Costa lo negó con decisión.

– ¡No, por el amor de Dios! Pero lo extraño es que hay otra señora, también paciente de su marido y clienta de Martina Kluge, que murió ayer por la noche. También ella se lo ha dejado todo al doctor Schönbach, según me ha comunicado su hijo hace dos horas. Está bastante indignado. Él tenía claro que iba a heredarlo todo.

Arminé volvió a sentarse y le hizo un gesto para que tomara asiento otra vez.

– ¿Cómo murió esa señora?

– Tuvo un ataque al corazón.

La mujer enarcó las cejas.

– ¿Y qué? De eso mueren la mayoría de las personas en Occidente. ¿Qué tiene de raro?

– Los médicos han concluido que ha sido una muerte natural. Sin embargo, hay aún otra residente de Vista Mar que está casada y tiene hijos, pero también ella, por lo que sabemos, se lo ha legado todo al doctor Schönbach como único heredero.

– ¿Y por qué no le pregunta a ella?

– Ya lo he hecho.

– ¿Y bien?

Costa sacudió la cabeza reflexivamente.

– Pues eso, que me dio una explicación bastante insatisfactoria.

– ¿Qué le dijo?

– Que es una persona maravillosa.

Arminé se echó a reír a carcajadas.

– ¿Y ya ha muerto?

– No, pero ayer me llamó porque tenía no sé qué problema de salud y quería visitarse con un especialista en Alemania. Mientras venía hacia aquí he intentado localizarla, pero no he conseguido dar con ella.

– ¿Quiere decir que sí ha muerto?

– No lo sé. No, no.

– Quiere dejárselo todo a él porque es una persona maravillosa -repitió Arminé, divertida-. Ha nacido con buena estrella. Sagitario, ascendente Leo. Doble fuego, seguro de sí mismo, perfeccionista y muy inteligente.

– ¿Y eso les gusta a las mujeres?

Arminé volvió a sonreír y él no estuvo seguro de que no fuera con condescendencia. A lo mejor sólo se sentía inseguro porque llevaba el traje sin planchar y no se había afeitado.

– Las pacientes quedan fascinadas por sus ojos. Su mirada tiene un brillo deslumbrante, casi magnético.

Costa no era cínico, pero esta vez no pudo reprimir un comentario sarcástico.

– ¿Y también habla con ellas, o sólo las hipnotiza?

– Les pregunta con mucha serenidad por sus problemas más íntimos -dijo la mujer y, con una sonrisa, añadió-: Como si la operación dependiese de que él conociera sus secretos.

– ¿Y cuál es el secreto de Schönbach?

Arminé tomó aire sonoramente con sus fantásticos labios.

– Su secreto es que parece un chimpancé, pero que a las mujeres les resulta atractivo.

Costa no supo si lo decía en serio.
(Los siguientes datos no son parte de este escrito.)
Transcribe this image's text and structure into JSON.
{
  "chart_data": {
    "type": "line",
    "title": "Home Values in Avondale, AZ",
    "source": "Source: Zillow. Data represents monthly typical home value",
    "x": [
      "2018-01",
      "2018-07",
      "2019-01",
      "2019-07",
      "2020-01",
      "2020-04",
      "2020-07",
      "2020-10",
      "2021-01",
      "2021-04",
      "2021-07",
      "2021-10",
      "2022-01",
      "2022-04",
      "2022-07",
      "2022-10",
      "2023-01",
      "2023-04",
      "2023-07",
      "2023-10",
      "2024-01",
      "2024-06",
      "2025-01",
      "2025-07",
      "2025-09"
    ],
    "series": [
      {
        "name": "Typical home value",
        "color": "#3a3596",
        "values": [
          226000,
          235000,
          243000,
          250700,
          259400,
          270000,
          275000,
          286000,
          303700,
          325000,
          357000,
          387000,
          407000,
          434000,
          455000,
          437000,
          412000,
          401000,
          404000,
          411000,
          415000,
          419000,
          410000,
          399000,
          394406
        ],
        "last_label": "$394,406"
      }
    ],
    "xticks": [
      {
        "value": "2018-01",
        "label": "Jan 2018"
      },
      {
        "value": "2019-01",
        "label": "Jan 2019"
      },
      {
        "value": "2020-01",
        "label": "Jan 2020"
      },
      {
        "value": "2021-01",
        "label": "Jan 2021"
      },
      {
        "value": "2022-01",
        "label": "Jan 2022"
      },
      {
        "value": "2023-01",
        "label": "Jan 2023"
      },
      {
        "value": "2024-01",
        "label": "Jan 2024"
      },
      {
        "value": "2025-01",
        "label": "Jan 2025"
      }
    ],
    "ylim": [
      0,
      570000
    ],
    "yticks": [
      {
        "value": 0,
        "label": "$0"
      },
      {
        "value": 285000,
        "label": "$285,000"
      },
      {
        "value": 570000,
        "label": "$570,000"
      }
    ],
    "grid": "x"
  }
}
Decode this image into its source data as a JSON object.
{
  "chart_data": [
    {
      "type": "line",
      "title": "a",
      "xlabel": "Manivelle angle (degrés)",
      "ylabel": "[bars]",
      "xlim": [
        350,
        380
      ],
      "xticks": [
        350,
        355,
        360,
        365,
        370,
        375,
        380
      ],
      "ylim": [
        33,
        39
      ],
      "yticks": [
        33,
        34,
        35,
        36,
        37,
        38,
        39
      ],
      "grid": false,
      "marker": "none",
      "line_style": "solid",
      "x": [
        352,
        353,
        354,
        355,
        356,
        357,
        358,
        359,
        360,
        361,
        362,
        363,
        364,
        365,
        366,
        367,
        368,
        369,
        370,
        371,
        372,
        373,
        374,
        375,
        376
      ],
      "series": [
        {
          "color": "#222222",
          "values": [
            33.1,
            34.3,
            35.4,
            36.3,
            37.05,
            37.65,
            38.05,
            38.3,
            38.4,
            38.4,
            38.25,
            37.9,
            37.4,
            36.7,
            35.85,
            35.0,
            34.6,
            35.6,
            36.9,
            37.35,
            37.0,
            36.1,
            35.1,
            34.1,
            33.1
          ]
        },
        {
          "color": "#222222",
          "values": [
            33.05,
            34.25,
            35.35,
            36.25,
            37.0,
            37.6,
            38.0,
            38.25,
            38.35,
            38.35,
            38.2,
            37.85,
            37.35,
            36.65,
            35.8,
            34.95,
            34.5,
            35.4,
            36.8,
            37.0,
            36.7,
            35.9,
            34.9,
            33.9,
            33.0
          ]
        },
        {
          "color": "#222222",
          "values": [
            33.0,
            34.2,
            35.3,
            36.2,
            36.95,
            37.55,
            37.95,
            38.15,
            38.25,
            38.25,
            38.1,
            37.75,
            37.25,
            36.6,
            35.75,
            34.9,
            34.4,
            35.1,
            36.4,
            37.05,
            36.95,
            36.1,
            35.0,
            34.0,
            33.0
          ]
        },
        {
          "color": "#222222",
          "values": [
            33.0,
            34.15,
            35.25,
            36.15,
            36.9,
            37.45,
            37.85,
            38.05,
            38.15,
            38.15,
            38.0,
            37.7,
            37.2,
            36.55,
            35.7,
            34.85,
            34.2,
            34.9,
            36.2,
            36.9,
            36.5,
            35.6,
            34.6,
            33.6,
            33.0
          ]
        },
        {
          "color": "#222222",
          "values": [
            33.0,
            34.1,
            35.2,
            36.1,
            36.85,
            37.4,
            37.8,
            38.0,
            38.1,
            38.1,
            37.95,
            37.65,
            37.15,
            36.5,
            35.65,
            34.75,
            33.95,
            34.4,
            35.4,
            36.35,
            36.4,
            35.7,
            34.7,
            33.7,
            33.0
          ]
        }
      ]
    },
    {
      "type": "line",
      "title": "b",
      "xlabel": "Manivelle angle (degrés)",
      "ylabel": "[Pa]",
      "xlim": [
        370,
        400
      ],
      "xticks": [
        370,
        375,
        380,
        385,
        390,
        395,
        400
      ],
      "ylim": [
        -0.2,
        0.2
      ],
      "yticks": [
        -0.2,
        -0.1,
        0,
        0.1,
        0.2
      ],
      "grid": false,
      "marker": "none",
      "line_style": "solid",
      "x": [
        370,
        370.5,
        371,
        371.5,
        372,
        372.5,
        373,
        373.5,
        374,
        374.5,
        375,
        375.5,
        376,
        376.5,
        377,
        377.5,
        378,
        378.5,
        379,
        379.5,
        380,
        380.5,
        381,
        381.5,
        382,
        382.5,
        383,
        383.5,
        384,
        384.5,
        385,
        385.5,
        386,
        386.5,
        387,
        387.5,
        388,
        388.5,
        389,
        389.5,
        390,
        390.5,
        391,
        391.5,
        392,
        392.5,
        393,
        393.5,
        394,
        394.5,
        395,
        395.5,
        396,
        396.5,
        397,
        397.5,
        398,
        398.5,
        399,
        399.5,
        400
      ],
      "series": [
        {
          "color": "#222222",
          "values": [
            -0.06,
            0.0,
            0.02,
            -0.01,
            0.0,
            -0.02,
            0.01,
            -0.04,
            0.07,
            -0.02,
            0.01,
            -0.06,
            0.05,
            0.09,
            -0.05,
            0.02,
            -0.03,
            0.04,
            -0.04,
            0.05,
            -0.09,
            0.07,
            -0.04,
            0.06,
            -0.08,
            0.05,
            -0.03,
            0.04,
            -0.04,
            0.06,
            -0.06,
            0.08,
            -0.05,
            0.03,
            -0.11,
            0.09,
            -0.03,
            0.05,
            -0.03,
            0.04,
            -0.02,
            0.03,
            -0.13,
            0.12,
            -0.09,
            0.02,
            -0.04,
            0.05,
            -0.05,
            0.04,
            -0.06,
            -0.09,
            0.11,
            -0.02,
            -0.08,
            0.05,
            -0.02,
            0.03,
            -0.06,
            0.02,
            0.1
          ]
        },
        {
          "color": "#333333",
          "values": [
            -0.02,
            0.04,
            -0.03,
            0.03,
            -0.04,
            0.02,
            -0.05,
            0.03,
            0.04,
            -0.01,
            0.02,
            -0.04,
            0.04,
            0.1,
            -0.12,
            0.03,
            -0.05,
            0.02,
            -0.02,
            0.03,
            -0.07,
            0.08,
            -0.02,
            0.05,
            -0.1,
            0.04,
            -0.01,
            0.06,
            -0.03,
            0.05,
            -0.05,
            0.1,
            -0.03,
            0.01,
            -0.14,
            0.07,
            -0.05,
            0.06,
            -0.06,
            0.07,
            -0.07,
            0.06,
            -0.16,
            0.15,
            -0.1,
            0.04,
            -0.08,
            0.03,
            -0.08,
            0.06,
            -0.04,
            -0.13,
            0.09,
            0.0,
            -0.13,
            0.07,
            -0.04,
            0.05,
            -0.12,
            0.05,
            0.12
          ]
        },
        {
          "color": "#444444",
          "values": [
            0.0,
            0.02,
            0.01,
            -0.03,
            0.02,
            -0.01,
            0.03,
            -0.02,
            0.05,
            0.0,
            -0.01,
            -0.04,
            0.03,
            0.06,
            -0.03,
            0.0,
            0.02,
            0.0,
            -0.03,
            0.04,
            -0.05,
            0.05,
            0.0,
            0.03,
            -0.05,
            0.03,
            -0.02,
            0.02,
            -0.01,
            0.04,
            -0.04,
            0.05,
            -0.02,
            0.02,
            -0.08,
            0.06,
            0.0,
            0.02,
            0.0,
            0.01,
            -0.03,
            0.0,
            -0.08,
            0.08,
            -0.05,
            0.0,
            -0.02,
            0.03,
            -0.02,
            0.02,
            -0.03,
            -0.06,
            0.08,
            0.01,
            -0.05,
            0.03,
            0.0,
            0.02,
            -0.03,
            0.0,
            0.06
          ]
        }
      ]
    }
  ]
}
Él asociaba a los chimpancés con la fuerza. ¿Tenía sentido que un cirujano diera la impresión de ser fuerte?

La mujer, con cierto aire de satisfacción, dijo:

– Tiene una fuerza increíble. Posee algo salvaje.

– ¿Y por eso las mujeres le legan su fortuna?

Arminé se levantó, le hizo una señal para que la siguiera y lo acompañó a la puerta.

– Seguramente eso tiene que ver más con la propensión de las mujeres a dar -dijo, sonriéndole con encanto-. Sobre todo a alguien que les dice que son hermosas, o que incluso les proporciona una gran belleza.

«Sí -pensó Costa mientras se sentaba en el coche-, y depende de la propensión del hombre en cuestión a aceptar y a matar.» Pero ¿de qué le servía saber eso? Sólo le empañó el ánimo. Estaba enfadado. Aunque quizás ese enfado se debía a que se había olvidado de dejarle su número de móvil a Arminé. Esa mujer sabía mucho y no le había dicho prácticamente nada. A lo mejor daba lo mismo, porque de todas formas jamás le habría llamado.

Mientras se iba, volvió a oír los agresivos ladridos del perro.

Se tomó su tiempo para regresar. Había sido una tarde con muchos altibajos emocionales. Necesitaba algo que le resultara familiar. ¿A lo mejor podía acercarse desde allí a casa de su madre y hacerle una visita? ¿O a Mateo Verdera, su primo el pintor? Decidió ir primero a ver a Mateo.